I've been driving around Northampton Country, the last county before crossing the Chesapeake Bay Bridge-Tunnel, the last couple of day. The area is rich in history and goes back to the earliest days of English settlement in North America. I saw a small sign that pointed to "Custis Tomb" that piqued my curiosity so I drove down the side road off of US 13. The road led back to a housing development along one of the Chesapeake Bay creeks. In the middle of the development are 2 above ground tombs surrounded by a brick fence. They are the graves of John Custis and John Custis IV. They are associated with Arlington mansion and the nearby Arlington Archeological Site that contains the Accomack Plantation which was the first English settlement on the Eastern Shore dated to 1619 and a probable tenant or slave quarters dating to the second half of the 18th century. The site also includes the foundations of Arlington mansion marked by some wooden corner posts. The plantation was established about 1670 and demolished in about 1720. Arlington plantation was the ancestral home of the Custis family. Arlington House, former home of Robert E. Lee, at Arlington National Cemetery takes its name from this plantation. It is also know as the Custis-Lee Mansion. The mansion was built by George Washington Parke Custis, the step-grandson and adopted son of George Washington and only grandson of Martha Custis Washington. Martha was married to Daniel Parke Custis until he died in 1757. She married George Washington 2 years later. You just never know where a small sign will lead you.
Camping on the waterfront provides some great views and Tuesday we had an awesome sunset. After the sun slipped below the horizon, the sky and water surface exploded into deep red and orange. It lasted about 20 -30 minutes and I snapped away until the color disappeared.

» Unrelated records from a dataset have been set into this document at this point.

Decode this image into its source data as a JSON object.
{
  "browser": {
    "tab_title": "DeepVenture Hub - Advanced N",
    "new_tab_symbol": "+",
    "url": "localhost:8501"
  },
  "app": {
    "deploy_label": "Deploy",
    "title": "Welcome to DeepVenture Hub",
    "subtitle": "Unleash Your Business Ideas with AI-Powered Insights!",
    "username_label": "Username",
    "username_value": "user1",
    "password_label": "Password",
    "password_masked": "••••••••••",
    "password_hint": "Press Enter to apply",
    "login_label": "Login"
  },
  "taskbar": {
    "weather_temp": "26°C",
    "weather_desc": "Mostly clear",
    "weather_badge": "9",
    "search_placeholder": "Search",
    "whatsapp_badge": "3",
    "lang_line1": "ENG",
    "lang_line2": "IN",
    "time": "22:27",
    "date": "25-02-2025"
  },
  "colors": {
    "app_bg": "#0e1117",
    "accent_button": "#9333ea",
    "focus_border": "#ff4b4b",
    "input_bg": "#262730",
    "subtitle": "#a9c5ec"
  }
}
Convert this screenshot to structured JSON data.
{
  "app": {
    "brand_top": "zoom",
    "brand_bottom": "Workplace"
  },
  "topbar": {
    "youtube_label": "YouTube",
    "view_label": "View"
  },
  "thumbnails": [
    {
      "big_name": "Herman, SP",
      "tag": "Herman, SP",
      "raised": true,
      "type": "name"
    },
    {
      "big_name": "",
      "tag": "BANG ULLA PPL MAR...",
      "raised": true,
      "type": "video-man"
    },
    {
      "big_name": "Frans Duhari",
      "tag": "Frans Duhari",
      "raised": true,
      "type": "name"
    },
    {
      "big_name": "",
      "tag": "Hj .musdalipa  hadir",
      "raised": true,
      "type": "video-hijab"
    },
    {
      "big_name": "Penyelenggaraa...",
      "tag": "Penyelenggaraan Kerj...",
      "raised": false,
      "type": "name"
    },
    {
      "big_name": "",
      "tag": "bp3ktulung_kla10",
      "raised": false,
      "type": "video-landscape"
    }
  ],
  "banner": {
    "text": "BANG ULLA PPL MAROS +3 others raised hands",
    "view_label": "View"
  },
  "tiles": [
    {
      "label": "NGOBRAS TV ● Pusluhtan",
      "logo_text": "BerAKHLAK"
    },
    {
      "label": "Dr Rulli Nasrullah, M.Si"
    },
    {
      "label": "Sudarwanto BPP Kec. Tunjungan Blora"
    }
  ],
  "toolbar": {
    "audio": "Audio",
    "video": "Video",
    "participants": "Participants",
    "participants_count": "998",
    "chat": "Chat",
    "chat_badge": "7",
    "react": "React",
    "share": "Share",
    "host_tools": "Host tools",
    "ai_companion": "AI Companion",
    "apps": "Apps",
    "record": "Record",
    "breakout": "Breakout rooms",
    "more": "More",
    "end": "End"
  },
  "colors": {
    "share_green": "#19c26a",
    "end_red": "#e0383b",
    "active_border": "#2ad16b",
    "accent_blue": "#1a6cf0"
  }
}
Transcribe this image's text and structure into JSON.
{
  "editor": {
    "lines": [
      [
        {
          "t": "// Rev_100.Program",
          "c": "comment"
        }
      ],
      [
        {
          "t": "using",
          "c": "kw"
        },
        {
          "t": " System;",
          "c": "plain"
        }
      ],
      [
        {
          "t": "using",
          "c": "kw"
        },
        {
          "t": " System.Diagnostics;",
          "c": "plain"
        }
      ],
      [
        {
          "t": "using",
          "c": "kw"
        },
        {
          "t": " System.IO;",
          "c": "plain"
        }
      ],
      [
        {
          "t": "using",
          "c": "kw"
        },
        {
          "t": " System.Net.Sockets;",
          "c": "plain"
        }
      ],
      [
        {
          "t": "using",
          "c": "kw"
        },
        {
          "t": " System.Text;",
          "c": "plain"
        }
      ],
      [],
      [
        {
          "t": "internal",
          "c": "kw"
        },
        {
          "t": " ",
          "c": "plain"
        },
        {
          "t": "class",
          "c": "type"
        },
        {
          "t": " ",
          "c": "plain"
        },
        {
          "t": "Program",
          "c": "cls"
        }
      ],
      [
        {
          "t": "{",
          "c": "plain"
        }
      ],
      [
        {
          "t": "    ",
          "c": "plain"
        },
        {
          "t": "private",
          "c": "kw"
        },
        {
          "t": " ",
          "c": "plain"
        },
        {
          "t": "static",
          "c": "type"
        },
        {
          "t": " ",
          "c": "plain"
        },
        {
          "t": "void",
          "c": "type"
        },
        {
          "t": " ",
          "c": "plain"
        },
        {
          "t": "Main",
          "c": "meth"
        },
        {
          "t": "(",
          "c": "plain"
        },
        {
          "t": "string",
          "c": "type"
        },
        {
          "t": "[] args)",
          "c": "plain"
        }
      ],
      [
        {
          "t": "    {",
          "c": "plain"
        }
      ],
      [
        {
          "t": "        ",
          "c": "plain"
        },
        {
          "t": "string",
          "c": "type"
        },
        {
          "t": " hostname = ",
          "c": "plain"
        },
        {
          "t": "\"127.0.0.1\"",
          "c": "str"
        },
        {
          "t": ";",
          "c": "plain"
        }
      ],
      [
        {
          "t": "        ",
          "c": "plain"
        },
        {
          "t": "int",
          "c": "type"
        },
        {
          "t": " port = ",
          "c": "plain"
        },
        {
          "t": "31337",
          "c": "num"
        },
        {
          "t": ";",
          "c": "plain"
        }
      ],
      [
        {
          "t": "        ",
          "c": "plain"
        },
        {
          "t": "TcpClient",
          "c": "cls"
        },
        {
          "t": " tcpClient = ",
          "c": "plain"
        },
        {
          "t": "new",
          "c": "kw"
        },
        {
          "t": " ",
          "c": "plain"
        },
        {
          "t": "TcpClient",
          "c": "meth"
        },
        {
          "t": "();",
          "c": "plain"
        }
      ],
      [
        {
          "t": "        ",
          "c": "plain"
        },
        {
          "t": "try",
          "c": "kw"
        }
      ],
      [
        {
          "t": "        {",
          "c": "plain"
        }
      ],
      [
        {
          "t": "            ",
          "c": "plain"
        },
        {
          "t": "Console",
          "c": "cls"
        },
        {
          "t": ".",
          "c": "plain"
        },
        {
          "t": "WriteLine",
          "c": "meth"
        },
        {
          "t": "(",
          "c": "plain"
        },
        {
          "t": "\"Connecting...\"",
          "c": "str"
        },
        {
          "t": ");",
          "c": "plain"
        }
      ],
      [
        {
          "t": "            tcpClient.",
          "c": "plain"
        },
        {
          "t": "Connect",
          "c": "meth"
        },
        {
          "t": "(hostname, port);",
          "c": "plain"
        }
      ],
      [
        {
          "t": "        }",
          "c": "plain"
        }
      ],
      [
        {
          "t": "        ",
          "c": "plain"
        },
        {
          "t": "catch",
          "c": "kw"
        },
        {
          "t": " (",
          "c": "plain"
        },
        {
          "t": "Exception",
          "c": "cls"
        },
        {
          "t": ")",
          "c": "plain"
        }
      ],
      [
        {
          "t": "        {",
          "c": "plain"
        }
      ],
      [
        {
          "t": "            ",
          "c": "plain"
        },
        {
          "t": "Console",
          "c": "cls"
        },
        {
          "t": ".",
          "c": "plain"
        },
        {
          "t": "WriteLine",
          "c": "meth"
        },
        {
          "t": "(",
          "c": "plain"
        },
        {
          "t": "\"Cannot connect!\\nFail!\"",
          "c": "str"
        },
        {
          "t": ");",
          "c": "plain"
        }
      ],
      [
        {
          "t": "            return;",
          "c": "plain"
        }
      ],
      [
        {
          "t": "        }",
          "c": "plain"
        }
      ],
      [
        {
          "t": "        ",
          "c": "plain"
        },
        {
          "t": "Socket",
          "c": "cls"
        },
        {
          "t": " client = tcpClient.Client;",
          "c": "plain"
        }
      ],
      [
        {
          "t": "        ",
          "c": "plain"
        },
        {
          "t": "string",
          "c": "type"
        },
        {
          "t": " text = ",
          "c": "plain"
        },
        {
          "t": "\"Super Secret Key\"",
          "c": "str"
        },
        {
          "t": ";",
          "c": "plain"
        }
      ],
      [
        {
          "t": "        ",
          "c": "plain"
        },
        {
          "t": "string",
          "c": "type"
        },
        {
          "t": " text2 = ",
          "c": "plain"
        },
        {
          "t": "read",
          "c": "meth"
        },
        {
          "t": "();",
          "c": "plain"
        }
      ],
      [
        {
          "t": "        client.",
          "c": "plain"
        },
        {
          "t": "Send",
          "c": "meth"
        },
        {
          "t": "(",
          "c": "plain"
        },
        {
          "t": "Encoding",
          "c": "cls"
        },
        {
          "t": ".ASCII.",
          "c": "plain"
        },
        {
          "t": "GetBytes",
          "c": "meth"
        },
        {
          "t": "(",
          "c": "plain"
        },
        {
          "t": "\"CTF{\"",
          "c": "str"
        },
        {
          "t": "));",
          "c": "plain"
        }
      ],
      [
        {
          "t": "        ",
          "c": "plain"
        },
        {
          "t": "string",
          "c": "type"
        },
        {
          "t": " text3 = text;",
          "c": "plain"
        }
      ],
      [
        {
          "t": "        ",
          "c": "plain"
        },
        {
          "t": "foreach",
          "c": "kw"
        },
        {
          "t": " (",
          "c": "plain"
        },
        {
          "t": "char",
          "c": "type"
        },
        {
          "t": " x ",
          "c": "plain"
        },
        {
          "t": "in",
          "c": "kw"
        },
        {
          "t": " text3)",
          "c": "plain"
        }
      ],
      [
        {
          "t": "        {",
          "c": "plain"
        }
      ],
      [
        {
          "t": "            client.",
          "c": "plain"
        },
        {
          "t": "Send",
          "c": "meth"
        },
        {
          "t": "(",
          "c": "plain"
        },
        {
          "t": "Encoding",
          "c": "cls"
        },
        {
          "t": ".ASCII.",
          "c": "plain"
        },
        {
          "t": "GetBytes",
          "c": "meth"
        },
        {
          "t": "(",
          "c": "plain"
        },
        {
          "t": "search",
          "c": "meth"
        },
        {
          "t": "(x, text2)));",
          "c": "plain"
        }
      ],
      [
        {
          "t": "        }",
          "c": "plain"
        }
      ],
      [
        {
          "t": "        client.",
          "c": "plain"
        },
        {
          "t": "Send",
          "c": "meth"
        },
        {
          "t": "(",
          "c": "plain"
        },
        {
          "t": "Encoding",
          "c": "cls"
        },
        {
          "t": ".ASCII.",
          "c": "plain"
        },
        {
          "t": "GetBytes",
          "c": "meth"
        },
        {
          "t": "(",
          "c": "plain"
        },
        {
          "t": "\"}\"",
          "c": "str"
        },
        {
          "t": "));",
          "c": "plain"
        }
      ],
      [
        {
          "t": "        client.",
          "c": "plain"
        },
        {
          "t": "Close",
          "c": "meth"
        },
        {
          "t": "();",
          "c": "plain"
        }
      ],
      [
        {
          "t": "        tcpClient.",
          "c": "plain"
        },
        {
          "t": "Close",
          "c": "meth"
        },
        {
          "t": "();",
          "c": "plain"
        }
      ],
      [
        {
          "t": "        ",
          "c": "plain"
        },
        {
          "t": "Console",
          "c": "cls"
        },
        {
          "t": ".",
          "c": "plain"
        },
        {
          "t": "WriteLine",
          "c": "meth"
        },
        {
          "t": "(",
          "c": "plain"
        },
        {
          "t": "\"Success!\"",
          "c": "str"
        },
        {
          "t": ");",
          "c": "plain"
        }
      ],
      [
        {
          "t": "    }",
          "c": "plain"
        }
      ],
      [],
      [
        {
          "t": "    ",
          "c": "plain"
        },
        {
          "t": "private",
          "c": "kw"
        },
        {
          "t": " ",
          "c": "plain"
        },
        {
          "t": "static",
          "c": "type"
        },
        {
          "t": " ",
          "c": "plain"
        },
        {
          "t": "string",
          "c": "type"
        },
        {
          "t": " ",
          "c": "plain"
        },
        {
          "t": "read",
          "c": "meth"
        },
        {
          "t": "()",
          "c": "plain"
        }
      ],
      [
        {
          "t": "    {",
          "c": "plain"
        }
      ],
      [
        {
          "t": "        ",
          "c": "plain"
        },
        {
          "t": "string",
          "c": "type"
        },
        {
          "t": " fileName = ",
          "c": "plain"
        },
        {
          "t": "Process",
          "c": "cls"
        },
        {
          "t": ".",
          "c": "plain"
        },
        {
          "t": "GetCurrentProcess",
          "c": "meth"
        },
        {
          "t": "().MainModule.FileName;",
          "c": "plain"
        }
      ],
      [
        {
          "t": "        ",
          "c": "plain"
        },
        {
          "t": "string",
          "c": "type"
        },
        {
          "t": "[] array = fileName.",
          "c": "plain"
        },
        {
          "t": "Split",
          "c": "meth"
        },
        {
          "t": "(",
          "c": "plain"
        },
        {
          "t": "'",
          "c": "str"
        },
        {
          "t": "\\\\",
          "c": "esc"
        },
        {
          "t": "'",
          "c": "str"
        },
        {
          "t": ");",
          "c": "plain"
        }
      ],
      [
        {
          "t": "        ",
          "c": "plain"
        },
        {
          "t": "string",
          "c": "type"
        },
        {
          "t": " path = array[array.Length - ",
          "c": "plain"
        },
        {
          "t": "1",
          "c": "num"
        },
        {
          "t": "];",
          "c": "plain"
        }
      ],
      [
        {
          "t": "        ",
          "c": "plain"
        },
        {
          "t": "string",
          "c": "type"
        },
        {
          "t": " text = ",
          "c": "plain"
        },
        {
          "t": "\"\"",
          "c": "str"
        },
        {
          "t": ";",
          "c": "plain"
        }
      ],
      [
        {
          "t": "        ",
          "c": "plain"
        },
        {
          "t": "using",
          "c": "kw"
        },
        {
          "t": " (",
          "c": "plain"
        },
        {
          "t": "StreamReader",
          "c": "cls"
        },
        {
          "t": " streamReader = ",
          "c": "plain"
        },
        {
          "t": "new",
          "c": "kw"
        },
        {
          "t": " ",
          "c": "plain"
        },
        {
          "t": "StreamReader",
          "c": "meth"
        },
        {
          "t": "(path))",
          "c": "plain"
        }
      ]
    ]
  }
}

It seems like one of the crops growing on the lower Eastern Shore is canola. They are plants from three to five feet tall that produce pods from which seeds are harvested and crushed to create canola oil. Canola belongs to the same family as mustard, broccoli, Brussels sprouts and cauliflower. In the spring they have a bright yellow flower and large fields are an impressive sight. I stopped by one of the fields and captured what it looks like from above with my drone. I posted the video on YouTube at https://www.youtube.com/watch?v=6cbpyYQLJcQ&t=36s
We been to Cape Charles several times during our stay. It's a town that looks like it's on its way back up. Cape Charles was established in the 1880's by the railroads and steamship companies as a port of entry to the Eastern Shore of Virginia. The railroad was extended south to Cape Charles and after the harbor was dredged it provided a transfer point for taking freight and passengers the 30-some miles to Norfolk-Newport News area. The town’s peak period of development was in the early 1900's when as many as 300 cars per day were transported through the harbor. In 1958, the last passenger train left Cape Charles. Even though the railroad is still in operation for commercial and industrial purposes, as it has been continuously since 1884, a lot of the tracks used as sidings for the ferry's are being torn up. With the demise of the railroads after WWII, the town declined. After several decades of decay, the main streets have seen a resurgence with new condos, restaurants, shops, boutique lodging, and a spa, which is transforming Cape Charles back to a charming, seaside town. It's worth a visit if you are traveling along US 13 or as a destination.
We've decided to stay at Cherrystone until Monday, but we are going to change sites to one that is higher and hopefully drier. We're expecting rain on Saturday and Sunday, so it's time to get out of the hole we are in. We're moving off the beach and into the pine trees, but we'll still have a water view.